Técnica e alienação
Retomemos a história do aprendiz de
feiticeiro. Pelo menos duas interpretações podem ser feitas dessa lenda.
A técnica é um poder cujas consequências nem
sempre aparecem muito claramente no início do processo, por isso convém não
desprezar a sabedoria daqueles que desejam discutir sobre os fins a que ela
se destina, Isso significa que o técnico não pode ser apenas técnico, mas deve
ser capaz de refletir a respeito dos valores que envolvem a aplicação da
técnica. Por exemplo, a industrialização não-planejada transforma o mito do progresso
no pesadelo da poluição e do desequilíbrio ecológico.
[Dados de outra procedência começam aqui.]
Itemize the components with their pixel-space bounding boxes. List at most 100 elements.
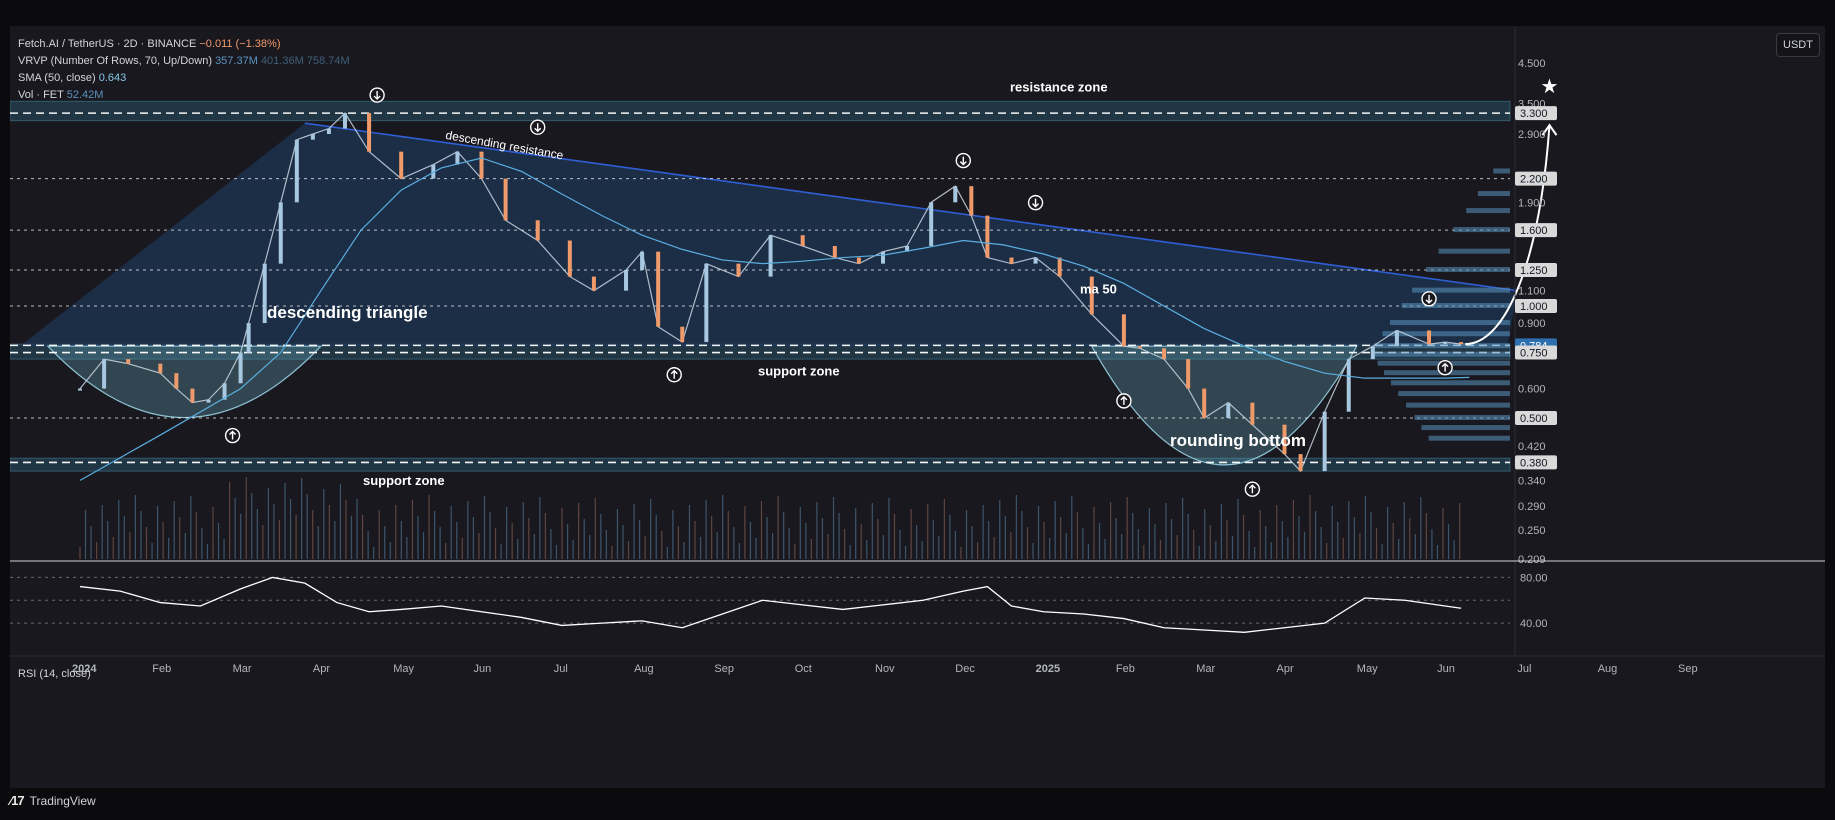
candle: [985, 215, 990, 258]
volume-bar: [1414, 534, 1416, 559]
vrvp-row[interactable]: VRVP (Number Of Rows, 70, Up/Down) 357.3…: [18, 53, 350, 70]
volume-bar: [395, 505, 397, 559]
volume-bar: [173, 501, 175, 559]
currency-button[interactable]: USDT: [1776, 33, 1820, 57]
volume-bar: [1093, 507, 1095, 559]
vol-row[interactable]: Vol · FET 52.42M: [18, 87, 350, 104]
volume-bar: [328, 505, 330, 559]
footer: ⁄17 TradingView: [10, 793, 96, 808]
volume-bar: [1126, 497, 1128, 559]
volume-bar: [1049, 538, 1051, 559]
volume-bar: [1242, 515, 1245, 559]
chart-area[interactable]: ★ resistance zone descending resistance de…: [9, 26, 1825, 788]
candle: [656, 251, 661, 327]
volume-bar: [1109, 502, 1112, 559]
volume-bar: [439, 527, 441, 559]
volume-bar: [417, 516, 419, 559]
volume-bar: [860, 524, 862, 559]
candle: [367, 113, 372, 152]
volume-bar: [600, 514, 602, 559]
time-tick-label: Jul: [1517, 663, 1531, 675]
volume-bar: [472, 517, 474, 559]
volume-bar: [766, 517, 768, 559]
volume-bar: [478, 533, 480, 559]
volume-bar: [1087, 544, 1090, 559]
volume-bar: [810, 539, 812, 559]
volume-bar: [904, 546, 907, 559]
swing-low-up-arrow-icon: [1116, 393, 1132, 409]
volume-bar: [711, 516, 713, 559]
candle: [262, 263, 267, 324]
price-highlight-label: 0.500: [1520, 413, 1548, 425]
volume-bar: [544, 513, 547, 559]
volume-bar: [356, 499, 358, 559]
axis-layer: 4.5003.5002.9002.2001.9001.6001.2501.100…: [10, 26, 1825, 675]
candle: [1089, 276, 1094, 315]
volume-bar: [1398, 539, 1400, 559]
sma-row[interactable]: SMA (50, close) 0.643: [18, 70, 350, 87]
volume-bar: [672, 510, 674, 559]
sma-label: SMA (50, close): [18, 72, 96, 84]
volume-bar: [1292, 500, 1295, 559]
volume-bar: [1320, 527, 1322, 559]
price-tick-label: 0.290: [1518, 501, 1546, 513]
candle: [1443, 342, 1448, 345]
volume-bar: [1331, 506, 1333, 559]
volume-bar: [949, 515, 951, 559]
candle: [1322, 411, 1327, 472]
volume-bar: [134, 495, 137, 559]
swing-low-up-arrow-icon-arrow: [1441, 362, 1449, 372]
candle: [929, 202, 934, 247]
volume-profile-row: [1453, 227, 1510, 233]
vrvp-up: 357.37M: [215, 55, 258, 67]
volume-bar: [594, 498, 596, 559]
volume-bar: [84, 510, 87, 559]
tradingview-logo-icon: ⁄17: [10, 793, 25, 808]
candle: [640, 251, 645, 270]
volume-bar: [1375, 528, 1378, 559]
symbol-row[interactable]: Fetch.AI / TetherUS · 2D · BINANCE −0.01…: [18, 36, 350, 53]
volume-bar: [616, 509, 619, 559]
volume-bar: [589, 535, 591, 559]
volume-bar: [777, 496, 779, 559]
volume-bar: [179, 517, 181, 559]
legend: Fetch.AI / TetherUS · 2D · BINANCE −0.01…: [18, 36, 350, 104]
candle: [953, 186, 958, 203]
volume-profile-row: [1390, 380, 1510, 386]
volume-bar: [434, 511, 436, 559]
volume-bar: [1043, 522, 1045, 559]
swing-high-down-arrow-icon: [955, 152, 971, 169]
volume-bar: [528, 518, 530, 559]
candle: [969, 186, 974, 216]
volume-bar: [1193, 530, 1195, 559]
volume-bar: [1104, 539, 1106, 559]
candle: [704, 263, 709, 343]
volume-bar: [1148, 508, 1150, 559]
price-highlight-label: 1.600: [1520, 225, 1548, 237]
volume-bar: [1082, 528, 1084, 559]
price-highlight-box: [1515, 262, 1557, 277]
candle: [455, 151, 460, 165]
volume-bar: [533, 534, 535, 559]
rounding-bottom-left: [46, 345, 323, 418]
volume-bar: [1337, 522, 1339, 559]
time-tick-label: Aug: [634, 663, 654, 675]
volume-bar: [217, 523, 220, 559]
candle: [1121, 314, 1126, 347]
price-tick-label: 2.900: [1518, 129, 1546, 141]
volume-bar: [788, 528, 790, 559]
swing-low-up-arrow-icon-arrow: [1120, 395, 1128, 405]
sma-50-line: [79, 157, 1470, 481]
volume-bar: [1431, 529, 1433, 559]
volume-bar: [151, 543, 153, 559]
candle: [238, 352, 243, 384]
volume-bar: [976, 542, 979, 559]
time-tick-label: 2024: [72, 663, 97, 675]
volume-bar: [1298, 516, 1300, 559]
volume-bar: [960, 547, 962, 559]
vol-value: 52.42M: [66, 89, 104, 101]
volume-bar: [1254, 547, 1256, 559]
volume-bar: [79, 547, 81, 559]
rsi-title[interactable]: RSI (14, close): [18, 668, 91, 680]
Outra interpretação possível da velha lenda
é que o primeiro sonho do maquinismo foi a libertação do homem das tarefas mais
árduas e repetitivas. No entanto, o que temos observado é a ampliação do
"batalhão de operários" executando ordens mecanicamente sem que tenha
havido significativa redução do tempo de trabalho ou melhoria da qualidade de
vida.
Já em pleno Século das Luzes (séc. XVIII),
Rousseau contrariava as expectativas otimistas que a maioria depositava nas
vantagens do desenvolvimento da técnica, denunciando o avanço da desigualdade
entre os homens. Afinal, o que ainda hoje constatamos é que os frutos da
tecnologia não têm sido distribuídos de forma igual entre os homens.
Na segunda metade do século XVIII, operários
da região de Lancashire, na Inglaterra, fizeram diversos movimentos durante os
quais era destruído o maquinário das instalações fabris. Os "quebradores
de máquinas", na verdade, já percebiam, com aflição, as profundas
modificações decorrentes da passagem da produção artesanal e doméstica para a
fabril.
É típico do trabalho artesanal o conhecimento
de todas as fases da produção, mas a mecanização desenvolveu a tendência à
divisão do trabalho. Essa fragmentação culmina no século XX com a produção em
linha de montagem, quando o operário perde a visão global do que está sendo
produzido. Com essa nova organização do trabalho, o operário perde o saber
técnico, cabendo a ele apenas executar o que foi concebido e planejado em outro
setor, acentuando-se assim a separação entre concepção e execução do trabalho.
Em decorrência disso surge a figura do técnico especialista, de saber
qualificado, como engenheiros, administradores etc.
No desenvolvimento do sistema capitalista, o
operário confinado à fábrica perde os instrumentos de trabalho, a posse do
produto e, em consequência, perde a autonomia. Deixa de ser o centro de si
mesmo: não escolhe o salário, nem o horário, nem o ritmo de trabalho. Com isso
se dá uma grande inversão, em que o produto passa a valer mais que o próprio
operário, uma vez que aquele determina as condições de trabalho deste e até as
demissões e contratações. Trata-se de uma inversão porque aquilo que é inerte
(a coisa, o produto) passa a "ter vida" e o que tem vida (o homem) se
transforma em "coisa". Assim se configura o que chamamos trabalho
alienado.
Etimologicamente, a palavra alienação vem do
latim alienare, alienus, que significa "que pertence a um outro".
Alienar, portanto, é tomar alheio, é transferir para outrem o que é seu.
Ora, se admitirmos que, pelo trabalho, ao
mesmo tempo que o homem faz uma coisa também se faz a si mesmo, o trabalho
alienado é condição de desumanização, pois os trabalhadores perdem o controle
do produto e consequentemente de si mesmos, tornando-se incapazes de atuar no
mundo de forma crítica.
Fonte:
ARANHA, Maria Lúcia de Arruda e MARTINS, Maria Helena Pires. Temas
de Filosofia. São Paulo, Moderna, 2000 (edição digital).